Any time you take a new job in EM, absofrickinlutely refuse the temptation to buy a house the first year, if you at all can. If there's anything the housing crisis should have taught all of us is that real estate doesn't "always go up" and if you lock yourself into a house day one into a new job, you just forfeited one of the big advantages of EM - mobility. This is how some jobs can get you by the n--s: with a glorious interview experience plus real estate tour ("Oh yeah, you can live on the water for cheap, only work 8 shifts a month, cut your shifts back anytime, never work nights, and still make $400,000! It's awesome, man! And also, you know that rule about things being 'too good to be true'? It doesn't apply down here, man! Really. IT DOESN"T!") to get you locked in for the long haul. Once you are locked in, they own you. If you can bail out of a lease within a few months, with nothing lost, you have a lot more leverage and freedom.

These are words to the wise, that I will admit, I ignored in the past, and paid the price as a result.

O u c h
 
Agreed. Although I think the figure I heard quoted was that TH alone scooped up about 25% of the graduating residents from 2012.

Can you speak about what it was like going through the partnership track and what your current level of involvement in the operations of the group is? Did your mindset change when you became a partner? All the places I've worked have either been dominated by CMGs or had one guy that held the contract.

Well, I admit I didn't consider any job that didn't lead to partnership in a small democratic group. Period. I didn't want to be the employee of a CMG. I've heard that some are better than others, but I really wanted to be a business owner, with its risks and rewards.

The partnership track was very straightforward. I worked for a straight hourly wage (increased every 6 months) for two years, then I became a partner. It was pretty clear after 6 months to them and me that we were a fit, so it was no surprise when I made partner. I acted like a partner before, and after. Books were open to me before and after. There were no surprises. Our group expects every new hire to become a partner and stay with us for 2 or 3 decades. It's very disappointing when it doesn't work out.

Operations of the group? I'm a voting member and I got to the 4 hour meeting with all my partners every month where we rehash all the same issues over and over again. It's like a family really.

The most important thing when choosing a job is who you work with IMHO. Everything else, including CMG vs small democratic, is less important.
 
This is very helpful stuff, thanks for taking the time and initiative to post it.

How feasible is it to work in the community if you're double-boarded and want to actively work in both fields? I've known EM-CC, EM-Occ med, and EM-sports med docs who split their time about 50-50 but they've all been at very academic places where EM and the other respective department worked to blend things into a single, reasonable schedule. Is something like this too much of a headache for schedulers in the community to want to deal with?
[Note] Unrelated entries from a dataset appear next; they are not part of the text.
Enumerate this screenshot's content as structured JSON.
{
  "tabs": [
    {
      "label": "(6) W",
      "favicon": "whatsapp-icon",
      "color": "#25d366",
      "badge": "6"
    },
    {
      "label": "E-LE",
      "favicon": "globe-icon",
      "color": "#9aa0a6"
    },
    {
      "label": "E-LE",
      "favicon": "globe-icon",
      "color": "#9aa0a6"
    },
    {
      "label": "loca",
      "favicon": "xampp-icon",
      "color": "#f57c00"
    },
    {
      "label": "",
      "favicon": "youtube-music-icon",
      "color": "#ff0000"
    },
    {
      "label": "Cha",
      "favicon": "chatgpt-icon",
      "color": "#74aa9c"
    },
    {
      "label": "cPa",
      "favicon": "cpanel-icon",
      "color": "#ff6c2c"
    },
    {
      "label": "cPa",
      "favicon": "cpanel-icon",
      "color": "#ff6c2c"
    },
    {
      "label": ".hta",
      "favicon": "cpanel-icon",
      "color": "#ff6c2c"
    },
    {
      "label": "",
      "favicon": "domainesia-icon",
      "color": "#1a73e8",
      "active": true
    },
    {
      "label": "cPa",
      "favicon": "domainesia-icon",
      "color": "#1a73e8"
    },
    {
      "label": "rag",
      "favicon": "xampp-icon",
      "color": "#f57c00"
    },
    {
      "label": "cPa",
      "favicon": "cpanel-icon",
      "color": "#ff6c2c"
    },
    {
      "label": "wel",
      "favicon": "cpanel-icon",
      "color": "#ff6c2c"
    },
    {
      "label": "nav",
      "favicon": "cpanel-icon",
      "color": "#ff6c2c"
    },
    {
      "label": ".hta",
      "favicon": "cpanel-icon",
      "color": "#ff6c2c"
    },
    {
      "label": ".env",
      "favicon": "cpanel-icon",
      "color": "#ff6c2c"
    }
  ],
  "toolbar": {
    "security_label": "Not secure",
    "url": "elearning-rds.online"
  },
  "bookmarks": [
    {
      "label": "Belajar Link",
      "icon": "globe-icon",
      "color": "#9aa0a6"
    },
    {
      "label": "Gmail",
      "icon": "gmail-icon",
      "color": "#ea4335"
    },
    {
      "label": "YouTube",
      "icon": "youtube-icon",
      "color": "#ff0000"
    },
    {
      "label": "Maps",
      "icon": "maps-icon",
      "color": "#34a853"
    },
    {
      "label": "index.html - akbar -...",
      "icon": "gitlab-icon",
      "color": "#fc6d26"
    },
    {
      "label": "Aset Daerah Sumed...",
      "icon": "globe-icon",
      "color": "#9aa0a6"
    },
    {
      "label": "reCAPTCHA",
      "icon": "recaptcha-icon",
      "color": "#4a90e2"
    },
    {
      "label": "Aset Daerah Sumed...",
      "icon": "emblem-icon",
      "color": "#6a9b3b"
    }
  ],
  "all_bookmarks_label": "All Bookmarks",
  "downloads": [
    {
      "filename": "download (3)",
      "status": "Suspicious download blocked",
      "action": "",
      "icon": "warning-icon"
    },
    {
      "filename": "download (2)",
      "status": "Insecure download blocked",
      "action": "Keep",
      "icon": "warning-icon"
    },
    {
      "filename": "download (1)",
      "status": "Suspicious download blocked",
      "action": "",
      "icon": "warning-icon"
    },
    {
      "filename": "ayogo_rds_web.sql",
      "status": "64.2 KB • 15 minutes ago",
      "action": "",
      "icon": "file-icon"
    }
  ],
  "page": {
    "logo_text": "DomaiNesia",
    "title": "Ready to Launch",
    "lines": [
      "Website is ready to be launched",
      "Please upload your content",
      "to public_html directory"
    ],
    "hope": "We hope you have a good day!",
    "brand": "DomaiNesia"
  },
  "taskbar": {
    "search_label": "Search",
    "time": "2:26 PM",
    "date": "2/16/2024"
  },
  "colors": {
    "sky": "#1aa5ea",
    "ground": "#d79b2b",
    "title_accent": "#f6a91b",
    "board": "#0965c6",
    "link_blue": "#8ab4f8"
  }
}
Schedulers are subordinate employees. They'll deal with what they're told to deal with. Our group could work with this, and would probably welcome an EM-CC doc that also covered our ICU.
 
, absofrickinlutely refuse the temptation to buy a house the first year, if you at all can.

O u c h


I don't think you have to wait a year. You usually know if it is going to work out within 3-6 months and can buy then. It turns out it's really hard to find a place to rent for less than a year though, and it's definitely a pain to do the extra move.
 
I don't think you have to wait a year. You usually know if it is going to work out within 3-6 months and can buy then. It turns out it's really hard to find a place to rent for less than a year though, and it's definitely a pain to do the extra move.

For a while now I've been going just a little crazy wondering what happened to ActiveDuty and why a lot of old threads and posts I thought he authored were now credited to The White Coat Investor. Turns out the Android app doesn't show the little blurb under the user name/handle.